Jawa Tengah Tunda UN SMK karena Korona

    Mustholih - 15 Maret 2020 23:42 WIB
    Jawa Tengah Tunda UN SMK karena Korona
    Ilustrasi. Foto: MI/Panca Syurkani
    Semarang:  Dinas Pendidikan dan Kebudayaan Jawa Tengah memutuskan menunda pelaksanaan Ujian Nasional (UN) untuk siswa Sekolah Menengah Kejuruan (SMK) negeri dan swasta. Keputusan tersebut diambil dengan pertimbangan penyebaran virus korona covid-19 yang cenderung semakin meluas di Jawa Tengah.

    "Pelaksanaan Ujian Nasional SMK yang semula dijadwalkan pada 16 sampai 19 Maret 2020, untuk sementara ditunda sampai dengan batas waktu yang belum ditentukan. Jadwal pelaksanaan Ujian Nasional selanjutnya akan diberitahukan kemudian," kata Kepala Dinas Pendidikan dan Kebudayaan Jawa Tengah, Jumeri, di Semarang, Minggu, 15 Maret 2020.

    Adapun pelaksanaan UN untuk SMA Negeri dan swasta sementara ini masih berjalan sesuai jadwal yang telah ditetapkan. UN untuk SMA rencananya digelar pada 30 Maret hingga 2 April 2020.

    "Tapi, (masih) menyesuaikan dengan situasi dan perkembangan status kedaruratan yang diakibatkan oleh penyebaran covid-19. Selanjutnya akan diberitahukan kemudian," ujar Jumeri menegaskan.

    Sementara itu, kata Jumeri, terhitung mulai 16 sampai 29 Maret 2020, kegiatan belajar mengajar di sekolah-sekolah Jateng mulai Taman Kanak-kanak hingga SMA/SMK dialihkan secara mandiri di rumah masing-masing siswa, dengan model jarak jauh melalui sistem daring. "Bersamaan dengan hal tersebut, sekolah melakukan konsolidasi dan menyiapkan sarana dan prasarana kesehatan bagi warga sekolah untuk mewujudkan sekolah yang bersih dan sehat," jelas Jumeri.

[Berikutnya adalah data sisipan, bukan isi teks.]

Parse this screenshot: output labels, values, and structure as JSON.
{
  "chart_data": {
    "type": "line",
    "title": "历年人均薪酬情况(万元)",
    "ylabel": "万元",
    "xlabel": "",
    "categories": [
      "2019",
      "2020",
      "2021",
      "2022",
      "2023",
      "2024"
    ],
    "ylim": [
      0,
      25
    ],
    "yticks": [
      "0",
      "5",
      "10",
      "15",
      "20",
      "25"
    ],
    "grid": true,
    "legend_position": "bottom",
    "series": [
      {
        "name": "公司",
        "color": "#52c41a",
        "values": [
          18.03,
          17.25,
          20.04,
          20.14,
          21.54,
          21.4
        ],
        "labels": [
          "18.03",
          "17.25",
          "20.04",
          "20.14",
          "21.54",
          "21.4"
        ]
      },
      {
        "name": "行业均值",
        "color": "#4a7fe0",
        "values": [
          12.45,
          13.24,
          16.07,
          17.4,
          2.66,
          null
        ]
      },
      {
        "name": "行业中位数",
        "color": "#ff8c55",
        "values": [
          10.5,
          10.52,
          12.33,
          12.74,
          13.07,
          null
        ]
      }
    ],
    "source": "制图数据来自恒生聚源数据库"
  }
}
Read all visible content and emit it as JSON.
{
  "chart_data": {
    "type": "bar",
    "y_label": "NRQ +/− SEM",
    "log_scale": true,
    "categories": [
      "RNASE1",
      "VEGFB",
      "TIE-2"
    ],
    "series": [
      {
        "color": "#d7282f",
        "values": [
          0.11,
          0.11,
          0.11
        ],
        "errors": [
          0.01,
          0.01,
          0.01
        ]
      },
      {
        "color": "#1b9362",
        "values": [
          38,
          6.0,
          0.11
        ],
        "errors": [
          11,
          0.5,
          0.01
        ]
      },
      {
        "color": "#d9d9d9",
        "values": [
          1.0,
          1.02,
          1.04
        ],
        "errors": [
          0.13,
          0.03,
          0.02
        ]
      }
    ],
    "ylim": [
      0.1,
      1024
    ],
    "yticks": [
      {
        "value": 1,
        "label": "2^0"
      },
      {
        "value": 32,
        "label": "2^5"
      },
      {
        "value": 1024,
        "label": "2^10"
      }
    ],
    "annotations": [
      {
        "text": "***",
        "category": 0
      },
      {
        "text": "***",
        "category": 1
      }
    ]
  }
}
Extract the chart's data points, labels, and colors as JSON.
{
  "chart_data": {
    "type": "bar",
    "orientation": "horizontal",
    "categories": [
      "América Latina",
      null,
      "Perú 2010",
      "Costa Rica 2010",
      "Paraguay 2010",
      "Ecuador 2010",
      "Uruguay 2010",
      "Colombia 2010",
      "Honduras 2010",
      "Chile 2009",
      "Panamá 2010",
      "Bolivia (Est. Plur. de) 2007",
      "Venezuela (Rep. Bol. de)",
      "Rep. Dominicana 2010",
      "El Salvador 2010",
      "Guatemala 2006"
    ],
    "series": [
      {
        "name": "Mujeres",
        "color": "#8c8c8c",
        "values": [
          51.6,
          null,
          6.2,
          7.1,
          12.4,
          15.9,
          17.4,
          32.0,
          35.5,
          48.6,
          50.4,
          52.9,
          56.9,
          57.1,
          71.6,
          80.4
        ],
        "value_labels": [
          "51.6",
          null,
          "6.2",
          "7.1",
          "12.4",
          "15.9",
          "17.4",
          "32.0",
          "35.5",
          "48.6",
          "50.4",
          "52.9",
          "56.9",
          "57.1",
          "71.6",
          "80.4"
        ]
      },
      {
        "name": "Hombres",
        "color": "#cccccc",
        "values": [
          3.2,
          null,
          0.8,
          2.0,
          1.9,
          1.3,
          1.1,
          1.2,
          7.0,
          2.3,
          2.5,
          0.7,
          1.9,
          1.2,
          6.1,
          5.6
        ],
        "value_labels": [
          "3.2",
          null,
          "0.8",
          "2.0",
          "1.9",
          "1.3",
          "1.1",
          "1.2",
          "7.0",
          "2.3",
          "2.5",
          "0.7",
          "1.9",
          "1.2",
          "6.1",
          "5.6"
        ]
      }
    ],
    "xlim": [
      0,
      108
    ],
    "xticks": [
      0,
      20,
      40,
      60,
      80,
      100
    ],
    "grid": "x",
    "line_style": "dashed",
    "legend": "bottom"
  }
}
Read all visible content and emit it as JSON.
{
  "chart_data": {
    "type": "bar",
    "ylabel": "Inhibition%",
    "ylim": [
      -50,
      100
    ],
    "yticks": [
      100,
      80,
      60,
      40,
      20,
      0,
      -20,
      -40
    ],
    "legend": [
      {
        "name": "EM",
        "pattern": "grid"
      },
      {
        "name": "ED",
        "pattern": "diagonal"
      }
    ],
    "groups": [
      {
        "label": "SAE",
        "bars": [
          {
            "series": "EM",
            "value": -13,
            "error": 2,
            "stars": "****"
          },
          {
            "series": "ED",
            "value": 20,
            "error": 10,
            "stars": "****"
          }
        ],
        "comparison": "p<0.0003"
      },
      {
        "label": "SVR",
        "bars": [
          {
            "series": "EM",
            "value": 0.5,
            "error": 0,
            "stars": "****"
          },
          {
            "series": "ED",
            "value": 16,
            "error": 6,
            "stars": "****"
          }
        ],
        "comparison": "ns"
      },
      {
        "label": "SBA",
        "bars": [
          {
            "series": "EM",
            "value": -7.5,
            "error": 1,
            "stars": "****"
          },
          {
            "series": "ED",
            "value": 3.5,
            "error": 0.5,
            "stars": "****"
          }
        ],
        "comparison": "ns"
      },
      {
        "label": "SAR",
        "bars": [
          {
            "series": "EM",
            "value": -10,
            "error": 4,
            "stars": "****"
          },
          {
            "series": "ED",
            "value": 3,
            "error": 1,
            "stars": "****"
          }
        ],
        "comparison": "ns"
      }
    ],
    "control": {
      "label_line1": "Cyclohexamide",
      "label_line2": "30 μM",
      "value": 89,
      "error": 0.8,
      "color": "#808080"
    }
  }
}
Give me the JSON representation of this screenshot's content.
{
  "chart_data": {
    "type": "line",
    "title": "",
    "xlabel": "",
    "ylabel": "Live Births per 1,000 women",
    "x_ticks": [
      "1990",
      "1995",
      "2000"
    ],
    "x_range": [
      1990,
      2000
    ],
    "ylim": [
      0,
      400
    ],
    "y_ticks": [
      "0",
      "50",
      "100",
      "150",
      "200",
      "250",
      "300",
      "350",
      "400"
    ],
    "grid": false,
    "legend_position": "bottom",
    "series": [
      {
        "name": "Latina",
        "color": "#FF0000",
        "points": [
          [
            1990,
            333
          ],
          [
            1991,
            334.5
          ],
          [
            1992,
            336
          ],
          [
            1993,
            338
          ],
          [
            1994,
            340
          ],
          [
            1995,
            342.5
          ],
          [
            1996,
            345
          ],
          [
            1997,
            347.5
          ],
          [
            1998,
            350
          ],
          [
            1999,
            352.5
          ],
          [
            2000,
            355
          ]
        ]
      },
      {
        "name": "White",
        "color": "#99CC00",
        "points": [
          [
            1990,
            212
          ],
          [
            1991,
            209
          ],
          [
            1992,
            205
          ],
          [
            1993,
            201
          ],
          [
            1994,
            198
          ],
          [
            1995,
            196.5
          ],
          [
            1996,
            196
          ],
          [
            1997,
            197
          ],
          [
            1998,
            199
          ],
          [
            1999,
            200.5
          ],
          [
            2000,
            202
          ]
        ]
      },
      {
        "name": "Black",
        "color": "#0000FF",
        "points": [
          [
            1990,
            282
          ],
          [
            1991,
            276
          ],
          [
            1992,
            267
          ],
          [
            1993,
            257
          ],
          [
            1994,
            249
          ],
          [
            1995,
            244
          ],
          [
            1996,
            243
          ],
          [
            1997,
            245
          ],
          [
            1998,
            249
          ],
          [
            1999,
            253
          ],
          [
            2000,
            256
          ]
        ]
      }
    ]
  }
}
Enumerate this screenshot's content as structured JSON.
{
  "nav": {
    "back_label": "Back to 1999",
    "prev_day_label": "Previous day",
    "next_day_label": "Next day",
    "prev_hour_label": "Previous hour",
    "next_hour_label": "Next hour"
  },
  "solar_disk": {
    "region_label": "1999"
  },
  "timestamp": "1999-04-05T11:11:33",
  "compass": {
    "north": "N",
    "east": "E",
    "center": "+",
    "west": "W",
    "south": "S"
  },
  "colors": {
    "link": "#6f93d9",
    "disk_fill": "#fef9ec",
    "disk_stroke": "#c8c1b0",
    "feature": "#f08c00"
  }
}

    Baca juga:  Sekolah Diliburkan, Anies Tunda Pelaksanaan UN SMK

    Menurut Jumeri, selama pelaksanaan belajar mandiri di rumah, Dinas Pendidikan dan Kebudayaan Jateng meniadakan kegiatan studi tur, kemah, dan kegiatan lain yang sudah terjadwal. Jumeri meminta para siswa tidak mengadakan perjalanan jauh dari rumah.

    Sebagaimana diketahui, penyebaran virus korona di Jawa Tengah terus meluas. Setelah ditemukan dua pasien di Solo terinfeksi covid-19, hari ini virus mematikan asal Wuhan, Tiongkok diketahui telah menjangkit satu pasien yang tengah dirawat di Rumah Sakit Umum Pemerintah Dokter Kariadi, Semarang, dan Rumah Sakit Umum Daerah Tidar, Magelang.

    Pasien korona di RS Kariadi diketahui memiliki riwayat kunjungan di Bali. Sedangkan pasien di RS Tidar memiliki riwayat baru pulang dari Malaysia.



    (CEU)

    Bagaimana tanggapan anda mengenai artikel ini?

    HOT ISSUE

    MORE
    Cara untuk mendapatkan Berita terbaru dari kami.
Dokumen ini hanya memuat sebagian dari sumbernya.